Caitlin Moran's debut novel How to Build a Girl is the story of fourteen-year-old Johanna Morrigan's reinvention and simultaneous coming of age in 1990s London. After suffering a huge embarrassment on local TV and making a slip-up that might cost her family their monthly benefits, Johanna decides to make some serious changes. She begins submitting music reviews to a London journal, discovers an all-black wardrobe, and falls in love with a rock star.

By seventeen, Johanna goes by her nom de plume, Dolly Wilde, and has become the quintessential rock journalist - she's a hard-drinking, poison-pen-wielding self-proclaimed Lady Sex Adventurer. Despite her success and adventuring, Johanna isn't quite happy living as Dolly Wilde. She no longer wants to write negative reviews of bands she hates, but to be positive about those that she likes. 

How to Build a Girl by Caitlin Moran is one of those rare books that can be described in one word: hilarious. If you're like me, then you won't just be chuckling to yourself during this book, you'll be full-on laughing out loud. I expected a pretty standard coming of age story, mostly drama, some thoughtful musings. Instead I got a hilarious story told by one of the most unique protagonists I can recall. Johanna is smart, witty, and blunt. She speaks candidly about the things teenage girls deal with, like masturbation, sex, and periods. Johanna's voices makes How to Build a Girl into a refreshing take on adolescence and making one's mark on the world. My only qualm with the the novel was that Johanna's "sex adventuring" got a bit repetitive after a few anecdotes. I have no problem with mentions of sex and the stories were, of course, still funny. But after several tales of Johanna's misadventuring with men, the stories became a little more bland and ran together.

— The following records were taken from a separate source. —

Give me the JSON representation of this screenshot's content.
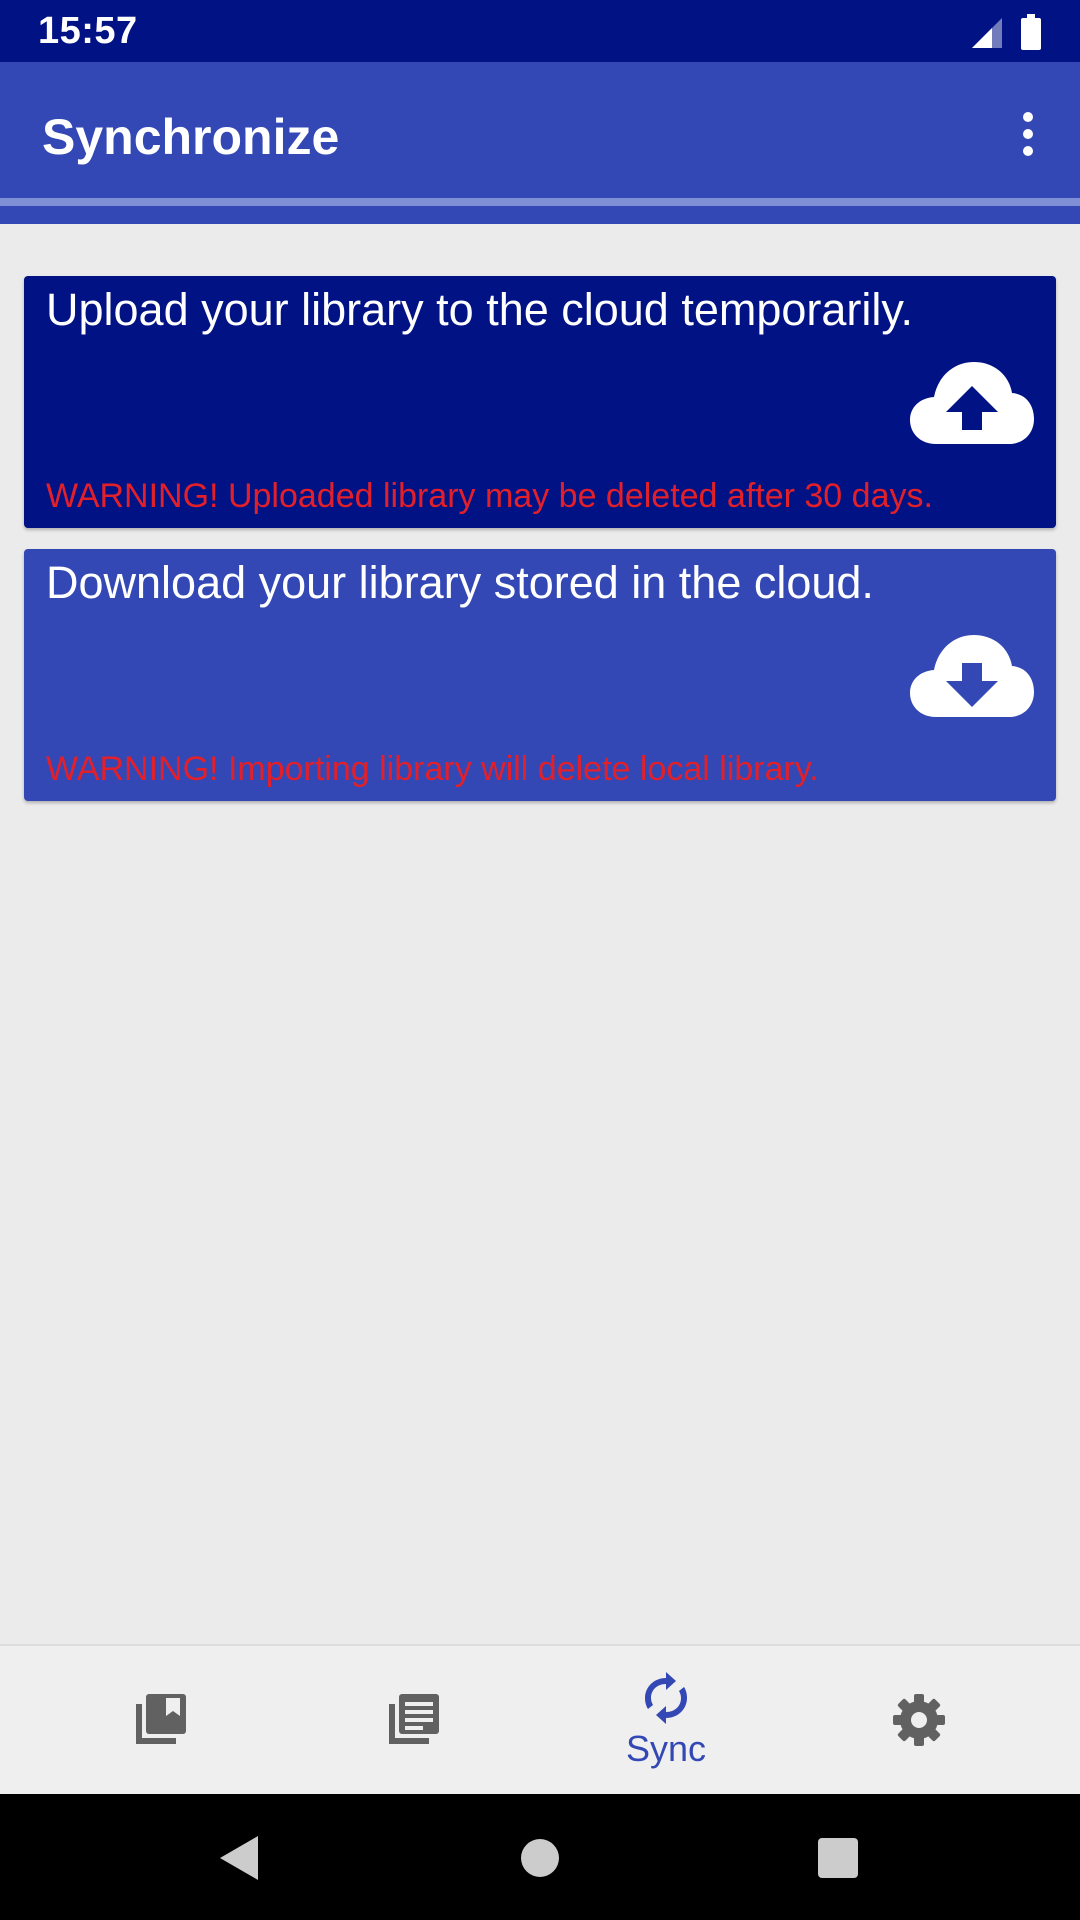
{
  "status_bar": {
    "time": "15:57",
    "icons": [
      "signal-icon",
      "battery-icon"
    ]
  },
  "app_bar": {
    "title": "Synchronize",
    "menu_icon": "more-vert-icon"
  },
  "cards": [
    {
      "title": "Upload your library to the cloud temporarily.",
      "warning": "WARNING! Uploaded library may be deleted after 30 days.",
      "icon": "cloud-upload-icon"
    },
    {
      "title": "Download your library stored in the cloud.",
      "warning": "WARNING! Importing library will delete local library.",
      "icon": "cloud-download-icon"
    }
  ],
  "bottom_nav": {
    "items": [
      {
        "icon": "library-books-icon",
        "label": ""
      },
      {
        "icon": "article-list-icon",
        "label": ""
      },
      {
        "icon": "sync-icon",
        "label": "Sync",
        "selected": true
      },
      {
        "icon": "settings-gear-icon",
        "label": ""
      }
    ]
  },
  "system_nav": [
    "back-icon",
    "home-icon",
    "recents-icon"
  ],
  "colors": {
    "status_bar": "#011284",
    "primary": "#3348b5",
    "upload_card": "#011284",
    "download_card": "#3348b5",
    "warning_text": "#e3202a",
    "background": "#ebebeb",
    "nav_icon_inactive": "#616161"
  }
}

How to Build a Girl reads like a hybrid of The Bell JarAlmost Famous, and Angus, Thongs, and Full-Frontal Snogging. With a sharp, funny narrator, Caitlin Moran provides a story that's relatable enough for readers to reflect on their own adolescences and how they eventually "built" themselves.

Rating: 4/5

**I received a free e-galley of How to Build a Girl from Edelweiss.